José Antonio del Moral
FERIA DE SAN
PEDRO EN BURGOS
FINAL DIVERTIDO Y TRIUNFAL
AUNQUE TAURINAMENTE INDEFENDIBLE
Fuera del abono y de cualquier
serie, con la plaza hasta los topes de un público absolutamente dispuesto a
pasarlo en grande como fuera, los llamados toreros mediáticos lograron el
propósito que últimamente les anima y más a las empresas cada vez que les
juntan: Ofrecer un espectáculo tan inclasificable como divertido. Frente a una
corrida de toros de dos ganaderías en su mayoría flojos, prácticamente dio
igual que embistieran o no, como tampoco que las respectivas actuaciones de los
alternantes, resultaran correctas o incorrectas. Jesulín
de Ubrique con dos orejas y El Cordobés con tres
salieron a hombros, mientras Rivera Ordóñez lo hizo a pie por simple mala
suerte. Pinchó al tercer toro con el que anduvo demasiado cauto y si llega a
matar pronto al que cerró la tarde, que fue apuntillado tras derrumbarse sin
remedio en plena faena de muleta, le habían dado de todo o más.

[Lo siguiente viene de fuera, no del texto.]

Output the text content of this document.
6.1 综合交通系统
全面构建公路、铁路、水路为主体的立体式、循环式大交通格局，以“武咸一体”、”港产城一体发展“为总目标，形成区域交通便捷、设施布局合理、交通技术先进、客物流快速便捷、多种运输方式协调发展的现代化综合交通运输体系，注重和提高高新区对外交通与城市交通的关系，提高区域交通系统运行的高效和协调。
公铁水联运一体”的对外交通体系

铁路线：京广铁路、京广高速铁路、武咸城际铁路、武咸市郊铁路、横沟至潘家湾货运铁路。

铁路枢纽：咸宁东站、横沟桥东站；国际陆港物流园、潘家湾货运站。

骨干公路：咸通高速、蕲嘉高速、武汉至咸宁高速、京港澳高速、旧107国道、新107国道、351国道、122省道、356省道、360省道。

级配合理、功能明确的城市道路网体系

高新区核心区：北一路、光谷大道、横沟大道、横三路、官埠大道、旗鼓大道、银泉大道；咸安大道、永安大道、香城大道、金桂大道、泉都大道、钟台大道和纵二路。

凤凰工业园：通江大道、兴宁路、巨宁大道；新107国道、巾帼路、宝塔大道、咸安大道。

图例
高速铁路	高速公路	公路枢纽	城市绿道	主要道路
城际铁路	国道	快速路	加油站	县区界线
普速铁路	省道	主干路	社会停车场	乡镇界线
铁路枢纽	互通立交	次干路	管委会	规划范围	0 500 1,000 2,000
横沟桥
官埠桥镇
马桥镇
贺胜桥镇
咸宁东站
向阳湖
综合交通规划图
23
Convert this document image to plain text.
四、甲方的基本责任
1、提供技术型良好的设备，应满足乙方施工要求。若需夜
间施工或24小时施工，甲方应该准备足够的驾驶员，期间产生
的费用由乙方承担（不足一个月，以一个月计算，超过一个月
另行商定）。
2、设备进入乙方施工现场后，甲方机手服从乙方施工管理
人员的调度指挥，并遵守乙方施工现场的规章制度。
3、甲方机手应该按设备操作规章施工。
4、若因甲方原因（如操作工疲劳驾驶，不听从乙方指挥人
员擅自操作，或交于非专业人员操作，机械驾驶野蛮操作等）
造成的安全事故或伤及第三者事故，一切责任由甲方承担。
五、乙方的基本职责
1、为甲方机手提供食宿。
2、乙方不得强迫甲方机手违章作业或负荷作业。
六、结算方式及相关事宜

Burgos. Plaza del Plantío. 30 de junio de 2007.
Sexta y última de feria, fuera de abono. Tarde calurosa con lleno a reventar.
Cuatro toros de Joquín Barral y dos (tercero y
quinto) de
Tan imposible como inútil resulta escribir en
serio de esta especie de corrida en la que tanto solo la presencia de seis
reses supuestamente bravas y de tres matadores con sus cuadrillas vestidos de
luces tuvo que ver con un festejo normal. Desde luego, no creo que lo que
digamos o escribamos sobre ella les importe un comino a los más de doce mil
espectadores que abarrotaron la plaza, sencillamente porque se divirtieron de
lo lindo y a su total placer. De modo que, si lo hacemos, es para dar simple y
espero que entretenida constancia de lo sucedido porque, si nos lo tomáramos en
plan formal, tendríamos que presentar inmediatamente la dimisión y marcharnos a
casa derrotados. Como también los que ocuparon el placo presidencial que
debería haber sido ejercida por empleados de la empresa especialmente nombrados
al efecto. Ver al señor presidente tener que sacar el pañuelo blanco para dar orejas,
fue de vergüenza ajena aunque, reglamentariamente, legítimo. Así fue como así
les pareció mejor a todos los presentes esta especie de carnaval en el que,
como decían las coplas antiguas, todo pasa, hasta el alcalde con la calabaza.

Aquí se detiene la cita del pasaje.